Most people have heard all about the history of Coney Island and the first American roller coasters. It actually all began in the late 1800s when railway companies brainstormed ways to keep passenger usage from decreasing on the weekends. They set up parks at the end of the rail lines first with only carousels as the rides and introduced weekend and summer activities, and, of course, food stands. In 1884, the first true roller coaster was introduced to America: the gravity switchback, thought to be derived from La Marcus Adna Thompson, and charged a nickel per ride. Several more designs came out in the late 1800s as well, including the first lift hills which pulled the roller coaster car up a hill with some type of cable or pulley system. Many designers tried to incorporate the beautiful scenery that could be viewed from the train rides into the roller coaster rides, so people could experience beautiful views of rolling hills, forests, mountains, and other landscapes.
In the early 1900s John Miller designed the first underfriction roller coaster, which held the carriage on the track and allowed for steeper slopes, more speed, and less drag. Some of the rides were not the safest and caused frequent injuries to the riders. The roaring 20s proved an even more successful time for roller coasters and excitement of theme parks, but towards the end of the decade the world was entwined in wars and the Great Depression. The parks and development of more rides declined for quite a number of years.
In Rye, New York, one of the first attempts at a planned park was a new park named “Playland.” The area for the park was lined with trees and incorporated art into its design.

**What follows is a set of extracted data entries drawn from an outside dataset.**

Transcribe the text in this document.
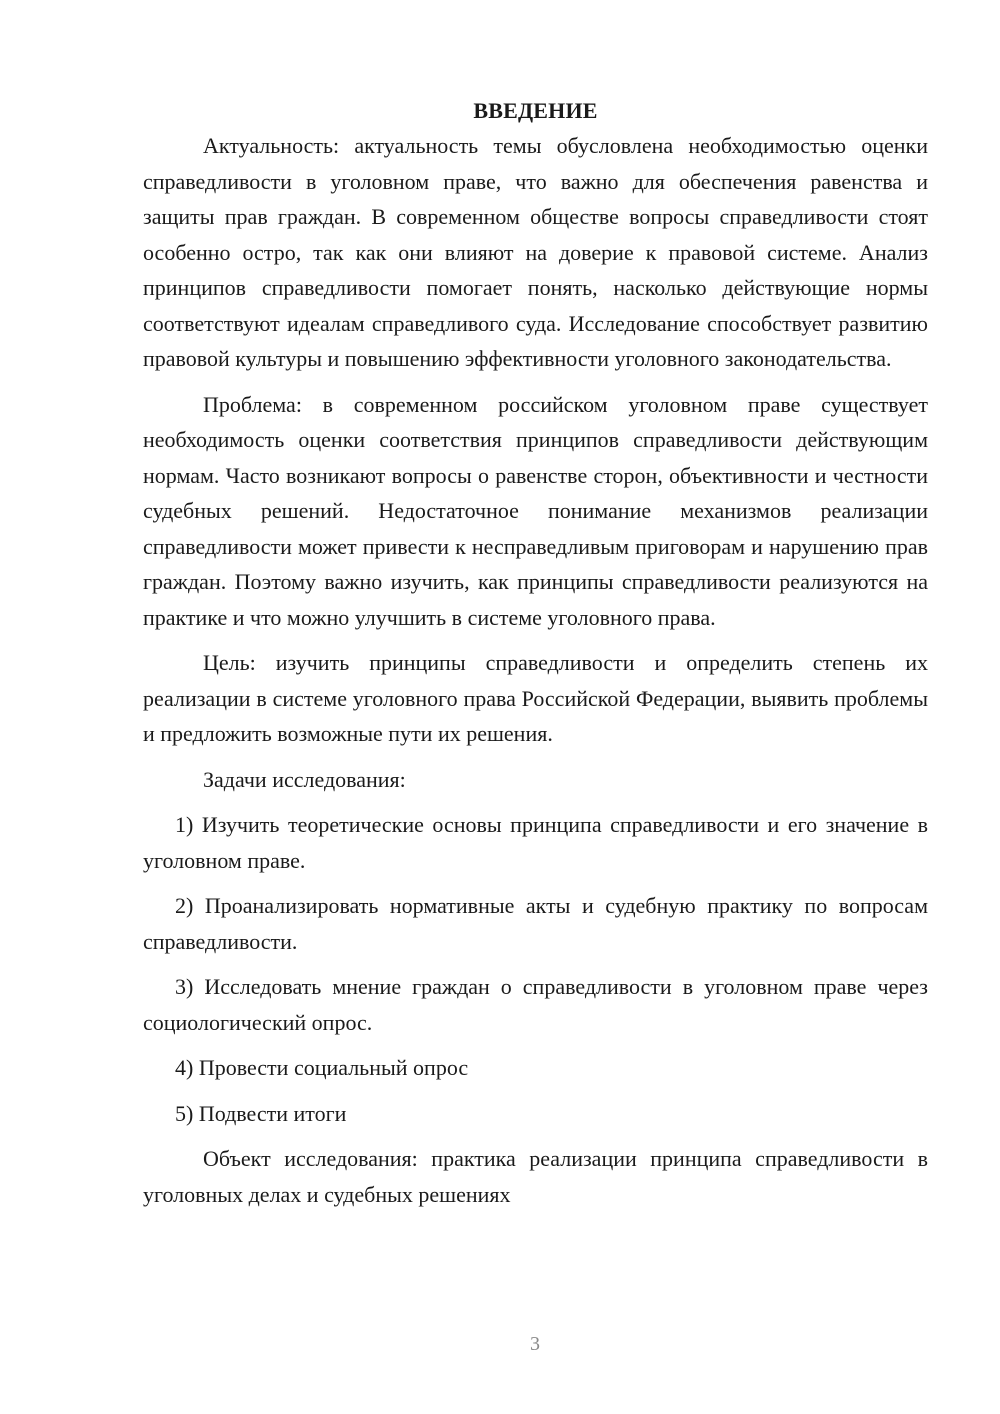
ВВЕДЕНИЕ

Актуальность: актуальность темы обусловлена необходимостью оценки справедливости в уголовном праве, что важно для обеспечения равенства и защиты прав граждан. В современном обществе вопросы справедливости стоят особенно остро, так как они влияют на доверие к правовой системе. Анализ принципов справедливости помогает понять, насколько действующие нормы соответствуют идеалам справедливого суда. Исследование способствует развитию правовой культуры и повышению эффективности уголовного законодательства.

Проблема: в современном российском уголовном праве существует необходимость оценки соответствия принципов справедливости действующим нормам. Часто возникают вопросы о равенстве сторон, объективности и честности судебных решений. Недостаточное понимание механизмов реализации справедливости может привести к несправедливым приговорам и нарушению прав граждан. Поэтому важно изучить, как принципы справедливости реализуются на практике и что можно улучшить в системе уголовного права.

Цель: изучить принципы справедливости и определить степень их реализации в системе уголовного права Российской Федерации, выявить проблемы и предложить возможные пути их решения.

Задачи исследования:

1) Изучить теоретические основы принципа справедливости и его значение в уголовном праве.

2) Проанализировать нормативные акты и судебную практику по вопросам справедливости.

3) Исследовать мнение граждан о справедливости в уголовном праве через социологический опрос.

4) Провести социальный опрос

5) Подвести итоги

Объект исследования: практика реализации принципа справедливости в уголовных делах и судебных решениях

3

Rides were separated from dining areas, and children’s areas were also separated from the main areas so the noise of playing and screaming children would not become bothersome. There is also a beach where visitors can go to relax. The park is still in operation and one of the largest in the area.
The 1960s offered a period of re-growth for the amusement park industry. Freedomland in Ney York opened, as did Six Flags and amusement parks were popping up everywhere. Disney opened themeparks and many other multi-million dollar corporations such as Anheuser-Busch. Many were too costly to operate, especially those that were family-operated, and many would eventually be torn down. In the 1970s and early 80s, the most roller coasters were built in the United States since the 1920s. Dozens of wooden roller coasters were built around the United States and the world. Rides became smoother, faster, and more innovative. They were also designed to be able to promote with beautiful pictures, thus they became more symmetrical and had more elaborate designs and themes. Steel coasters were also beginning to become popular. Looping roller coasters (and “corkscrews”) also saw a big boom during this time.